As for other colleagues and professionals who engaged my work, take a look at my website and the various relevant reviews posted here and here. Those links include a full index of all the reviews of my work, some quite positive (see, for example, philosopher Lester Hunt's discussion). Also take a look at the endorsements of my book by such philosophers as Tibor Machan, John Hospers, George Walsh, and Douglas Rasmussen.

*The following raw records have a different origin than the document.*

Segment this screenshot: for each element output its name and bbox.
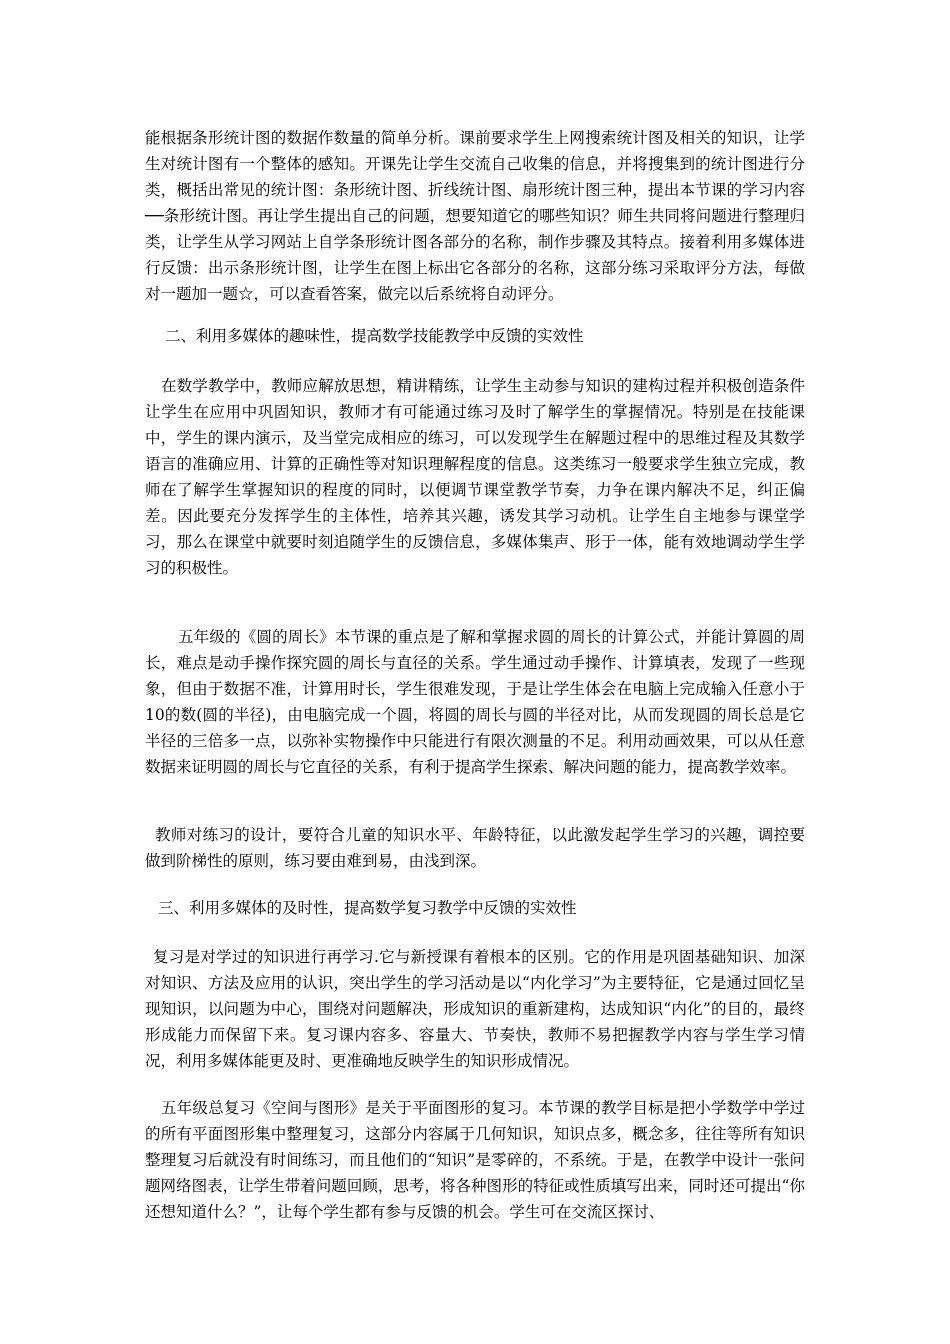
body-paragraph-circle-circumference: 五年级的《圆的周长》本节课的重点是了解和掌握求圆的周长的计算公式，并能计算圆的周长，难点是动手操作探究圆的周长与直径的关系。学生通过动手操作、计算填表，发现了一些现象，但由于数据不准，计算用时长，学生很难发现，于是让学生体会在电脑上完成输入任意小于10的数(圆的半径)，由电脑完成一个圆，将圆的周长与圆的半径对比，从而发现圆的周长总是它半径的三倍多一点，以弥补实物操作中只能进行有限次测量的不足。利用动画效果，可以从任意数据来证明圆的周长与它直径的关系，有利于提高学生探索、解决问题的能力，提高教学效率。 <box>145 628 805 776</box>
body-paragraph-statistics-lesson: 能根据条形统计图的数据作数量的简单分析。课前要求学生上网搜索统计图及相关的知识，让学生对统计图有一个整体的感知。开课先让学生交流自己收集的信息，并将搜集到的统计图进行分类，概括出常见的统计图：条形统计图、折线统计图、扇形统计图三种，提出本节课的学习内容──条形统计图。再让学生提出自己的问题，想要知道它的哪些知识？师生共同将问题进行整理归类，让学生从学习网站上自学条形统计图各部分的名称，制作步骤及其特点。接着利用多媒体进行反馈：出示条形统计图，让学生在图上标出它各部分的名称，这部分练习采取评分方法，每做对一题加一题☆，可以查看答案，做完以后系统将自动评分。 <box>145 129 805 303</box>
body-paragraph-exercise-design: 教师对练习的设计，要符合儿童的知识水平、年龄特征，以此激发起学生学习的兴趣，调控要做到阶梯性的原则，练习要由难到易，由浅到深。 <box>145 826 805 870</box>
body-paragraph-review-lesson: 复习是对学过的知识进行再学习.它与新授课有着根本的区别。它的作用是巩固基础知识、加深对知识、方法及应用的认识，突出学生的学习活动是以“内化学习”为主要特征，它是通过回忆呈现知识，以问题为中心，围绕对问题解决，形成知识的重新建构，达成知识“内化”的目的，最终形成能力而保留下来。复习课内容多、容量大、节奏快，教师不易把握教学内容与学生学习情况，利用多媒体能更及时、更准确地反映学生的知识形成情况。 <box>145 948 805 1070</box>
body-paragraph-skill-teaching: 在数学教学中，教师应解放思想，精讲精练，让学生主动参与知识的建构过程并积极创造条件让学生在应用中巩固知识，教师才有可能通过练习及时了解学生的掌握情况。特别是在技能课中，学生的课内演示，及当堂完成相应的练习，可以发现学生在解题过程中的思维过程及其数学语言的准确应用、计算的正确性等对知识理解程度的信息。这类练习一般要求学生独立完成，教师在了解学生掌握知识的程度的同时，以便调节课堂教学节奏，力争在课内解决不足，纠正偏差。因此要充分发挥学生的主体性，培养其兴趣，诱发其学习动机。让学生自主地参与课堂学习，那么在课堂中就要时刻追随学生的反馈信息，多媒体集声、形于一体，能有效地调动学生学习的积极性。 <box>145 377 805 577</box>
body-paragraph-space-and-shapes: 五年级总复习《空间与图形》是关于平面图形的复习。本节课的教学目标是把小学数学中学过的所有平面图形集中整理复习，这部分内容属于几何知识，知识点多，概念多，往往等所有知识整理复习后就没有时间练习，而且他们的“知识”是零碎的，不系统。于是，在教学中设计一张问题网络图表，让学生带着问题回顾，思考，将各种图形的特征或性质填写出来，同时还可提出“你还想知道什么？”，让每个学生都有参与反馈的机会。学生可在交流区探讨、 <box>145 1099 805 1221</box>
section-heading-three: 三、利用多媒体的及时性，提高数学复习教学中反馈的实效性 <box>158 899 577 917</box>
section-heading-two: 二、利用多媒体的趣味性，提高数学技能教学中反馈的实效性 <box>165 327 584 345</box>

But this is not about name-dropping. It's about a fundamental divergence between Lennox and me on a number of issues, including the very meaning of dialectics. To a certain extent, I am to blame for some of the problems that emerged in the aftermath of the publication of Russian Radical, but it was unavoidable. The book was part two of a trilogy of books that aimed to reconstruct and reclaim dialectical method for a (small-l) libertarian social theory. So, the full reconstruction of the history and meaning of dialectics was not published until the final (third) book in my trilogy, Total Freedom. I couldn't reinvent the wheel in one, two, or three books---but I sure couldn't include my whole take on dialectics in a book about Rand, even if such a discussion would have clarified the points for many readers.
In fact, I have heard from many readers through the years who have said, upon reading part one of Total Freedom (TF): "Oh! Now I know what the hell you're talking about!" And, in fact, when I teach my trilogy, I actually begin with part one of TF before getting to Marx-Hayek and the Rand volume.
Aside from that, all of the historical speculations that I made about Rand's formative influences were based on inconclusive evidence---as I acknowledged. But I was building an historical narrative, and each step of the narrative depended on the presumptions before it. The initial speculations I made concerning what Ayn Rand was actually taught at Petrograd State University have now been bolstered by evidence that is as conclusive as it's going to get. The additional Russian archival material that I uncovered over the past 10 years has, in the words of William Thomas, lent "far greater warrant to [my] historical hypothesis .... successfully exploit[ing a] line of research [that] bolsters [my] key claim of a link between Russian philosopher N. O. Lossky, his followers, and the young Rand."
Let that whet your appetite, and just shelve this discussion until mid-August. As long as we can chat with civility, I'm open to any and all points of contention.